In a separate newspaper article, the Labour leadership contender suggested the prime minister was staying silent because he was “afraid of angering Trump”.
The attack came as Dominic Raab, the foreign secretary, admitted Mr Johnson would not be “back in play” until Monday, after flying back over the weekend from the luxury break with Carrie Symonds, his girlfriend.
Mr Raab insisted he had been in “constant contact”, to discuss the crisis, adding: “What really matters is that there is a very clear strategy and message.”
“There has not been a vacuum at all – the prime minister has been in charge,” he told the BBC’s Andrew Marr Show.
In the interview, Ms Thornberry warned of a “lurch towards war” because of Donald Trump’s “reckless” decision to kill the Iranian general, moments after Mr Raab gave the UK’s backing.

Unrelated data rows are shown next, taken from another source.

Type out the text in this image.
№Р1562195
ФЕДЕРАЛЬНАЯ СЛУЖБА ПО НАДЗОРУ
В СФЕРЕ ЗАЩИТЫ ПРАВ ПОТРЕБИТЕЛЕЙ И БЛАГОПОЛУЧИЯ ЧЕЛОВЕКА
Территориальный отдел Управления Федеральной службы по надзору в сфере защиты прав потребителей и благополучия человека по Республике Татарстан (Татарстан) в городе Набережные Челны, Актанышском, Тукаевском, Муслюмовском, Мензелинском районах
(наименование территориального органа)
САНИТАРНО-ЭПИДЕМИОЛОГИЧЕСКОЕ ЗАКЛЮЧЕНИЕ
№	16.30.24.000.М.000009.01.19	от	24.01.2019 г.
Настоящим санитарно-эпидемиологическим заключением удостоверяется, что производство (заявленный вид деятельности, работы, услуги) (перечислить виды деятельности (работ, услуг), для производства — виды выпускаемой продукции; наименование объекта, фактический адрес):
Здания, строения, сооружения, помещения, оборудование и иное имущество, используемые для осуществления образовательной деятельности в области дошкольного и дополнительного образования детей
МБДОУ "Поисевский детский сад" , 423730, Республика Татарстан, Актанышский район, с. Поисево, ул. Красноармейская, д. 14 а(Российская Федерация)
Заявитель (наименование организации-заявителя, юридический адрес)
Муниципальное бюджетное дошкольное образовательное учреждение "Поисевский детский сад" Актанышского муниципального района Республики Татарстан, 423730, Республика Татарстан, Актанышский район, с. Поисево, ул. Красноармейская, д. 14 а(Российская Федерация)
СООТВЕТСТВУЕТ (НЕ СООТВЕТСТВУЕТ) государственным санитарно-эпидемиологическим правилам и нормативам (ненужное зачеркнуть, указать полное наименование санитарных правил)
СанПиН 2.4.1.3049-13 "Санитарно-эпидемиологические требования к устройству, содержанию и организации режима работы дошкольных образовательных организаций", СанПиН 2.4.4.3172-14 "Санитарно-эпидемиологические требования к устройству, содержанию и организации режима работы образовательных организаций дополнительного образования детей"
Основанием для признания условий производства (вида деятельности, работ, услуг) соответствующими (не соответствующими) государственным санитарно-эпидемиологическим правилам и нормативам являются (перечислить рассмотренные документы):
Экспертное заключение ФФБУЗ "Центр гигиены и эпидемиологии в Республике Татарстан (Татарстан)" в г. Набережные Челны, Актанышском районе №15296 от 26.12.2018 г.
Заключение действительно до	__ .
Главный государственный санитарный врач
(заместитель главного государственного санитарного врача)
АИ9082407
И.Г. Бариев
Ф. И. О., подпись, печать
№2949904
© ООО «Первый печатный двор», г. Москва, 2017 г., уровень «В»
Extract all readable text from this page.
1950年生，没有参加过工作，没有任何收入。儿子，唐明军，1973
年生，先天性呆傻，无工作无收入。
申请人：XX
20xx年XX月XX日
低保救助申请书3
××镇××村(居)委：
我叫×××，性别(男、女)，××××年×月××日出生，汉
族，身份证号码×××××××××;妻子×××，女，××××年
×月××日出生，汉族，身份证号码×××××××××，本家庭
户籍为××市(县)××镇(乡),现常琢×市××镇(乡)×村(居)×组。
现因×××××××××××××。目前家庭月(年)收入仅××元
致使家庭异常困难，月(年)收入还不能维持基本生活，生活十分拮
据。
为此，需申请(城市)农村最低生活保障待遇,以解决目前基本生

She said she “sheds no tears” for the military leader but added it was “not making the world safer”, warning British interests in region are “now vulnerable”.
“To take him out at this stage, when there has been escalating tensions, seems to me to be not making the world safer, actually we are taking a major lurch towards war,” Ms Thornberry said.
“And we are doing that because the president is reckless and hasn’t thought through what it is he is doing.
“But it seems to me quite clear that the Iranians are going to counter-attack and it means that our interests, our people, our forces are, of course, under threat.”
The shadow foreign secretary also pointed to Mr Trump’s failure to notify the UK before carrying out the fatal drone strike on Friday, as evidence of London’s lack of influence.
“He didn't even tell us before he agreed for this man to be killed in Baghdad,” she said. “They breached Iraqi sovereignty in order to kill the head of the defence forces for Iran.
"There will be great pressure on the Iraqis to say to the Americans and to the British and to the other western allies that have been trying to help them fight Isis that they should leave, and so I think that it makes the whole area much more unstable, much more dangerous.”